Les modèles animaux comme les souris, les rats ou autres nous aident à comprendre les mécanismes de la douleur et à extrapoler les résultats pour en savoir plus sur les maladies humaines. Lorsque la douleur dure plus de trois mois chez l’être humain, nous la considérons comme étant chronique. Considérant la durée de vie relative des humains par rapport à celle des souris, trois mois de vie chez l’être humain correspondent à environ trois jours chez la souris. Cependant, rien ne laisse à croire que la vitesse à laquelle les mécanismes de la douleur chronique se développent au fil du temps est différente chez l’humain et la souris. Donc, trois mois de douleur chez l’humain pourraient être équivalentes à trois mois de douleur chez la souris. La grande majorité des études animales teste la douleur pendant les quatre semaines ou moins à la suite de la blessure l’ayant provoquée. Il semble donc que la douleur chronique réelle ait rarement été étudiée chez les rongeurs.
But
La douleur chronique peut être une source importante de stress et il a déjà été démontré que le stress affecte la mortalité tant que l’être humain que chez la souris. Des scientifiques de l’Université McGill ont voulu déterminer si les lésions nerveuses ou la douleur ressentie à la suite de ces lésions pourraient avoir un impact sur la durée de vie des souris en les testant tout au long de leur vie.
Méthodologie
Pour y parvenir, certaines souris ont reçu une lésion partielle des nerfs qui partent et arrivent au pied (lésion SNI), le même type de lésion pouvant provoquer une douleur neuropathique chez l’homme. D’autres souris ont reçu une lésion simulée. Elles ont été anesthésiées, leur nerf a été exposé, mais non endommagé. Avant l’intervention chirurgicale et tous les trois mois jusqu’à leur mort, les souris ont été pesées et évaluées à l’aide de différents tests de sensibilité à la douleur, et des observations de comportement de garde et de fragilité. Les souris mâles et femelles ont été étudiées.
La sensibilité mécanique a été évaluée avec le test de Von Frey, qui consiste à toucher la patte arrière de la souris avec des filaments en plastique calibrés et ayant différents diamètres jusqu’à ce que la patte arrière soit retirée. Si les souris ressentent davantage de douleur, elles retireront leur patte arrière lorsqu’elles sont touchées par des filaments plus petits (donc plus légers).
La sensibilité au froid a été évaluée avec le test par goutte d’acétone. L’expérimentatrice applique une goute d’acétone sur la patte arrière, qui s’évapore rapidement, refroidissant la peau. Au cours de la minute suivante, on mesure le temps que la souris s’occupe de sa patte arrière (c.-à-d à la renifler, à la lécher et à la secouer. Un plus grand nombre de comportements indique un niveau plus élevé de douleur au froid.
Le comportement de protection et la fragilité ont été notés à l’aide d’une échelle standardisée.
Résultats
Selon les examens comportementaux, les souris mâles affichaient une douleur stable et continue durant toute leur vie après la blessure.
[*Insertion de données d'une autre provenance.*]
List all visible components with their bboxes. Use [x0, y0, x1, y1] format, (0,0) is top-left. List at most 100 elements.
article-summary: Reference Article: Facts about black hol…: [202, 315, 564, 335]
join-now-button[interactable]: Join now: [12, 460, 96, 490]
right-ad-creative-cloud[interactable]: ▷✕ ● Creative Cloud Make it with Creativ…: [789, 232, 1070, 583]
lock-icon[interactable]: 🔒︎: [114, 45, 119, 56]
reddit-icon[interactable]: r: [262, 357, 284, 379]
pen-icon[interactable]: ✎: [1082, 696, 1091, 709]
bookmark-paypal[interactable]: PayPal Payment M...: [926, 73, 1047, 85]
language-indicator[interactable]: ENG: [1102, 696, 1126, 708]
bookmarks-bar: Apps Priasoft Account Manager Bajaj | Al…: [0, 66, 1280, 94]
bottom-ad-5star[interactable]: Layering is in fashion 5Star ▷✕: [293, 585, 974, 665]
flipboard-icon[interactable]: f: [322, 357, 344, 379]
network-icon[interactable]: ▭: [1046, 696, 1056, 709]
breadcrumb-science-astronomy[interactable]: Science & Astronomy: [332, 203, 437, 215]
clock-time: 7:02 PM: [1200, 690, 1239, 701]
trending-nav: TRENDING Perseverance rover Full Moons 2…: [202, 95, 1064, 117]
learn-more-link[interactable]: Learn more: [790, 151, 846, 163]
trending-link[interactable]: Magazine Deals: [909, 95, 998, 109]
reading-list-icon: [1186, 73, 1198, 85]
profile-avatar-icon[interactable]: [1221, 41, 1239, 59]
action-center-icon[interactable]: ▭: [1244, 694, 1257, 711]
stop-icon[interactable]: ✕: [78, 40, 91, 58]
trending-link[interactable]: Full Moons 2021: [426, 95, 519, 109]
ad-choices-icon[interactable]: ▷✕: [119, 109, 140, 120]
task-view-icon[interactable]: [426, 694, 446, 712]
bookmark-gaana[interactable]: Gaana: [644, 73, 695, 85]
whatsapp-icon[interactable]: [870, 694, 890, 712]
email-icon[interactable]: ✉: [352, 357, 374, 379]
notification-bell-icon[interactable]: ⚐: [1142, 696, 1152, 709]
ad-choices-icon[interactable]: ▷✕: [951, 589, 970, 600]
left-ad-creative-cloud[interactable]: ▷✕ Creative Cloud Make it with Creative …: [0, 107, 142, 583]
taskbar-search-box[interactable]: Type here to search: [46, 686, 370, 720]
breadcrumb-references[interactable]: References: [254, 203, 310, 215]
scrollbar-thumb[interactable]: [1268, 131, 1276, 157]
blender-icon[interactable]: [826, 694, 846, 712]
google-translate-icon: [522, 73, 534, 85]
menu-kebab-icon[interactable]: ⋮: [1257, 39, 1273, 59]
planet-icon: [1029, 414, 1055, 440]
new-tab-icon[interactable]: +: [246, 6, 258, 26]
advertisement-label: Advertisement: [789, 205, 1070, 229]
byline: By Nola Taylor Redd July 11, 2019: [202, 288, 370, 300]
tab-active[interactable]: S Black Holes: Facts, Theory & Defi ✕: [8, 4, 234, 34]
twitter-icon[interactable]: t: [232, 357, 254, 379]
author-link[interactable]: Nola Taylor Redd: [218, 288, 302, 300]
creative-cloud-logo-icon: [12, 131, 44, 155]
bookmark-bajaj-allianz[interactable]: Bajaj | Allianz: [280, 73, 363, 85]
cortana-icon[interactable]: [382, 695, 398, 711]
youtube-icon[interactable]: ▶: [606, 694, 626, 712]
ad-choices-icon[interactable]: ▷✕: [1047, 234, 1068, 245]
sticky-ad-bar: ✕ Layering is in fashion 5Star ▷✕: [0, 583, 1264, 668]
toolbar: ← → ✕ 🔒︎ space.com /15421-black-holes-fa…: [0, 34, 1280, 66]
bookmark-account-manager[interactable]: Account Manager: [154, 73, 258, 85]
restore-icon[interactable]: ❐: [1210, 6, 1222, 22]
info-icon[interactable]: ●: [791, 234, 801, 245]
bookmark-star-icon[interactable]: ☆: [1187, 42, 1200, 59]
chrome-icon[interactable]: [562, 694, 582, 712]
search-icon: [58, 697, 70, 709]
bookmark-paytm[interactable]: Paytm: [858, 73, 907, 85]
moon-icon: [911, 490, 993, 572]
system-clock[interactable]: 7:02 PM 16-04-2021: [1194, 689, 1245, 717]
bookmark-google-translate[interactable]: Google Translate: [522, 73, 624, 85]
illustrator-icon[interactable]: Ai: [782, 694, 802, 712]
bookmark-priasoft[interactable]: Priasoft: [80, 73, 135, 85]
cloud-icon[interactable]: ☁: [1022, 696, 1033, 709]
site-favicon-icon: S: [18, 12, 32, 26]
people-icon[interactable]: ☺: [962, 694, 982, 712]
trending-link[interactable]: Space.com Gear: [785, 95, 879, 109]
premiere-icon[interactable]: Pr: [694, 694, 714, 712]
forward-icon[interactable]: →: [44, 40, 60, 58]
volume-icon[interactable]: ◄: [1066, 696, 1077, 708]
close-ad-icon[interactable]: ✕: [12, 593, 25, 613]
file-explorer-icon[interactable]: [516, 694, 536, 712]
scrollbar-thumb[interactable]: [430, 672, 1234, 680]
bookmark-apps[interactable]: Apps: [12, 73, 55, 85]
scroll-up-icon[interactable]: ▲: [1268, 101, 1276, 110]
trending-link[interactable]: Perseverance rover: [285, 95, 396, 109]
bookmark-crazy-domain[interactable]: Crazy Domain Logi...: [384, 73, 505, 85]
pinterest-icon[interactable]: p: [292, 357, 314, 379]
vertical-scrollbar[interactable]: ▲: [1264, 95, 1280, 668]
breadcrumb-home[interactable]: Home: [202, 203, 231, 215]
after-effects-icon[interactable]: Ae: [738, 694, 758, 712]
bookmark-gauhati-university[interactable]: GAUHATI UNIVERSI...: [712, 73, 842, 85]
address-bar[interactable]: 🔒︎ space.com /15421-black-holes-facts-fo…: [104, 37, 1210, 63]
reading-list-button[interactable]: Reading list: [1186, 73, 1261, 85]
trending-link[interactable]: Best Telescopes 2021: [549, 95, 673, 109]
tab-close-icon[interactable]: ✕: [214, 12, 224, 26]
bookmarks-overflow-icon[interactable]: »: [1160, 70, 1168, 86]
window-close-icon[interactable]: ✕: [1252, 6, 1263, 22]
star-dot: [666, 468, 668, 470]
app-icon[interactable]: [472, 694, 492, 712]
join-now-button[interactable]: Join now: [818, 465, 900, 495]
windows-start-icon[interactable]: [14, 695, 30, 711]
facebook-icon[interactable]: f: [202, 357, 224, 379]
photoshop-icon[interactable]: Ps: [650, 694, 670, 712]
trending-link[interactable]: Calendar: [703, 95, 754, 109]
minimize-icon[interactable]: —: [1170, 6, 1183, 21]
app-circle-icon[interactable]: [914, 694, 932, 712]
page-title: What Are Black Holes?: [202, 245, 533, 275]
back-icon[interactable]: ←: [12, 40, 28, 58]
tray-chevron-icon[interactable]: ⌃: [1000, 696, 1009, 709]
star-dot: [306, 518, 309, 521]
Les souris femelles, en revanche, n’ont manifesté de la douleur qu’entre 3 et 6 mois après la blessure. La douleur a complètement disparu pour réapparaître 12 à 15 mois après l’intervention chirurgicale. Rien n’indique que la lésion SNI ait réduit la durée de vie ou la fragilité chez les deux sexes. Cependant, chez les souris mâles uniquement, la douleur elle-même avait un effet sur la mortalité, de sorte que les souris mâles mouraient plus tôt si elles souffraient plus et vivaient plus longtemps si elles souffraient moins.
À retenir
Ce n’est pas la blessure en soi qui a un impact sur la mortalité, mais bien la douleur chronique et ses conséquences découlant après la blessure. Les effets sont spécifiques aux souris mâles, suggérant que les femelles pourraient être résistantes à certaines conséquences négatives de la douleur.